In general, there was good agreement between the AWS and BARRA time series considering the comparison is between areal averages and point measurements. The model biases relative to the observations and the standard deviation of those differences are generally less than the variability associated with weather systems, diurnal and seasonal variability, which gives confidence in their application. This is supported by the high correlations between the time series for all variables. There are seasonal variations in the daily T_max and T_min and generally smaller variations in the moist variables.

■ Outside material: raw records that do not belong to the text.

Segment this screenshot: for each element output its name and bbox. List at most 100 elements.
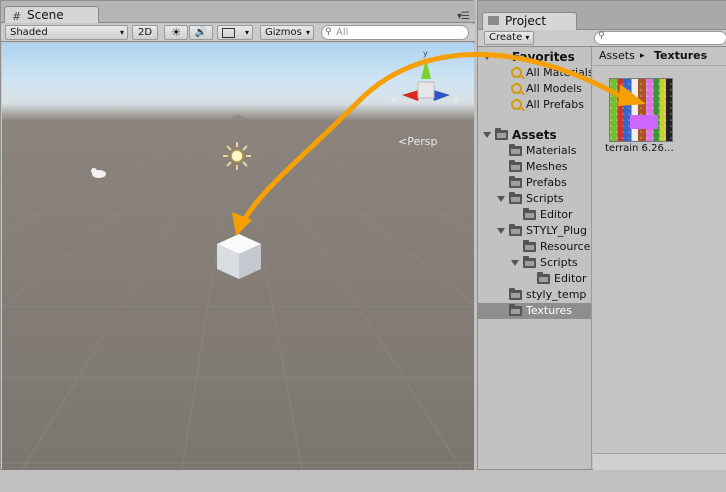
project-search-input[interactable]: ⚲ <box>594 31 726 45</box>
folder-icon <box>509 144 522 156</box>
tree-folder[interactable]: Scripts <box>478 191 591 207</box>
folder-label: Scripts <box>540 256 578 269</box>
star-icon: ★ <box>495 49 507 64</box>
folder-label: STYLY_Plug <box>526 224 587 237</box>
scene-audio-button[interactable]: 🔊 <box>189 25 213 40</box>
project-toolbar: Create ▾ ⚲ <box>478 30 726 47</box>
sun-icon: ☀ <box>171 26 181 39</box>
folder-icon <box>509 224 522 236</box>
persp-text: Persp <box>407 135 438 148</box>
perspective-label[interactable]: <Persp <box>398 135 437 148</box>
dropdown-arrow-icon: ▾ <box>305 28 310 37</box>
svg-text:z: z <box>454 95 458 104</box>
tree-folder[interactable]: styly_temp <box>478 287 591 303</box>
project-tabbar: Project <box>478 1 726 30</box>
dropdown-arrow-icon: ▾ <box>525 33 530 42</box>
breadcrumb-current[interactable]: Textures <box>654 47 707 65</box>
folder-icon <box>523 240 536 252</box>
folder-icon <box>523 208 536 220</box>
speaker-icon: 🔊 <box>194 27 208 38</box>
folder-icon <box>509 176 522 188</box>
tab-project[interactable]: Project <box>482 12 577 30</box>
favorite-label: All Materials <box>526 66 592 79</box>
breadcrumb-separator-icon: ▸ <box>640 51 645 61</box>
scene-search-input[interactable]: ⚲ All <box>321 25 469 40</box>
tree-favorite-item[interactable]: All Models <box>478 81 591 97</box>
folder-icon <box>523 256 536 268</box>
tree-folder[interactable]: Editor <box>478 271 591 287</box>
folder-label: Scripts <box>526 192 564 205</box>
expand-arrow-icon <box>483 132 491 138</box>
svg-text:x: x <box>391 95 396 104</box>
project-content: Assets ▸ Textures terrain 6.26… <box>593 47 726 470</box>
grid-icon: # <box>12 10 22 23</box>
folder-icon <box>509 160 522 172</box>
tree-folder-selected[interactable]: Textures <box>478 303 591 319</box>
tree-folder[interactable]: Meshes <box>478 159 591 175</box>
folder-label: Textures <box>526 304 572 317</box>
gizmos-label: Gizmos <box>265 27 302 38</box>
scene-viewport[interactable]: y x z <Persp <box>2 43 474 470</box>
folder-icon <box>509 192 522 204</box>
create-button[interactable]: Create ▾ <box>484 31 535 45</box>
directional-light-icon[interactable] <box>222 141 252 171</box>
expand-arrow-icon <box>497 196 505 202</box>
cube-object[interactable] <box>214 231 264 281</box>
assets-label: Assets <box>512 128 557 142</box>
tree-folder[interactable]: Prefabs <box>478 175 591 191</box>
folder-label: Resource <box>540 240 591 253</box>
tree-favorite-item[interactable]: All Prefabs <box>478 97 591 113</box>
favorites-label: Favorites <box>512 50 575 64</box>
dropdown-arrow-icon: ▾ <box>119 28 124 37</box>
tab-project-label: Project <box>505 14 547 28</box>
tree-folder[interactable]: STYLY_Plug <box>478 223 591 239</box>
folder-label: Materials <box>526 144 577 157</box>
tree-favorites[interactable]: ★ Favorites <box>478 49 591 65</box>
scene-panel: # Scene ▾☰ Shaded ▾ 2D ☀ 🔊 ▾ Gizmos ▾ ⚲ … <box>0 0 475 470</box>
search-icon <box>511 99 522 110</box>
search-icon <box>511 67 522 78</box>
folder-icon <box>537 272 550 284</box>
search-icon: ⚲ <box>325 27 332 37</box>
favorite-label: All Prefabs <box>526 98 584 111</box>
create-label: Create <box>489 32 523 43</box>
status-bar <box>0 470 726 492</box>
favorite-label: All Models <box>526 82 582 95</box>
terrain-texture-thumbnail[interactable] <box>609 78 673 142</box>
project-panel: Project Create ▾ ⚲ ★ Favorites All Mater… <box>477 0 726 470</box>
scene-search-placeholder: All <box>336 27 349 38</box>
gizmos-dropdown[interactable]: Gizmos ▾ <box>260 25 314 40</box>
asset-label: terrain 6.26… <box>605 143 674 154</box>
dropdown-arrow-icon: ▾ <box>244 28 249 37</box>
scene-tabbar: # Scene ▾☰ <box>1 1 475 23</box>
project-tree: ★ Favorites All Materials All Models All… <box>478 47 592 469</box>
scene-lighting-button[interactable]: ☀ <box>164 25 188 40</box>
folder-label: Editor <box>540 208 573 221</box>
tree-favorite-item[interactable]: All Materials <box>478 65 591 81</box>
orientation-gizmo[interactable]: y x z <box>388 47 464 117</box>
svg-text:y: y <box>423 49 428 58</box>
shading-mode-dropdown[interactable]: Shaded ▾ <box>5 25 128 40</box>
folder-icon <box>488 16 499 25</box>
tree-assets[interactable]: Assets <box>478 127 591 143</box>
breadcrumb: Assets ▸ Textures <box>593 47 726 66</box>
breadcrumb-root[interactable]: Assets <box>599 47 635 65</box>
folder-label: Meshes <box>526 160 568 173</box>
tab-scene-label: Scene <box>27 8 64 22</box>
shading-mode-label: Shaded <box>10 27 48 38</box>
tab-scene[interactable]: # Scene <box>4 6 99 23</box>
tree-folder[interactable]: Editor <box>478 207 591 223</box>
tree-folder[interactable]: Scripts <box>478 255 591 271</box>
tree-folder[interactable]: Resource <box>478 239 591 255</box>
camera-icon[interactable] <box>89 167 107 179</box>
scene-effects-dropdown[interactable]: ▾ <box>217 25 253 40</box>
back-arrow-icon: < <box>398 135 408 148</box>
folder-label: Editor <box>554 272 587 285</box>
panel-menu-icon[interactable]: ▾☰ <box>457 11 470 22</box>
image-icon <box>222 28 235 38</box>
tree-folder[interactable]: Materials <box>478 143 591 159</box>
toggle-2d-button[interactable]: 2D <box>132 25 158 40</box>
folder-icon <box>495 128 508 140</box>
scene-toolbar: Shaded ▾ 2D ☀ 🔊 ▾ Gizmos ▾ ⚲ All <box>1 24 475 42</box>
search-icon <box>511 83 522 94</box>
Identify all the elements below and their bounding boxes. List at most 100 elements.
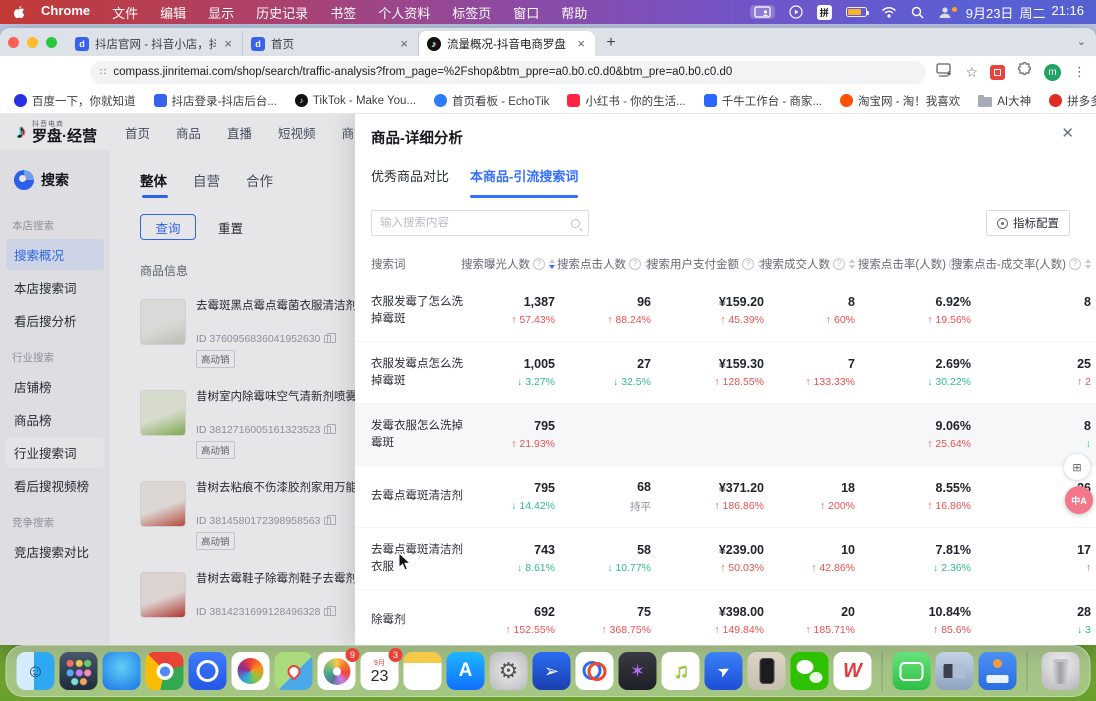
bookmark-item[interactable]: AI大神: [978, 93, 1031, 109]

There were, however, some significant issues. In particular, the diurnal cycle of temperature was overestimated, and there were clear seasonal dependencies on both the mean biases and the seasonal variation of bias, with the dry season being most affected. Bush et al. (2020) reported that the diurnal cycle representation in the Unified Model can be improved through various changes, including land cover characterisation, scalar roughness lengths for grass tiles and revisions to the albedos of vegetation tiles, and these changes could influence seasonal changes in the bias. The small-scale variations in the biases at different sites also indicates the importance of small-scale circulations and land surface variability. There were more modest variations in the standard deviations of maxima and minima of the temperature, etc., but there remain some significant seasonal variations. There was also evidence that some of these differences may be associated with local circulations induced by convection that are not resolved in the 12-km reanalysis as well as model limitations. It should be noted that future higher resolution reanalyses will reduce the issue of unresolved circulations.

The Bureau of Meteorology 2019 BARRA data set is available via the NCI Data Catalogue, Canberra (http://dx.doi.org/10.4225/41/5993927b50f53). The automatic weather station data used in this study is available on request or are available from the Bureau of Meteorology ’s climate database (http://www.bom.gov.au/climate/data/).

The authors declare no conflicts of interest.

This research did not receive any specific funding.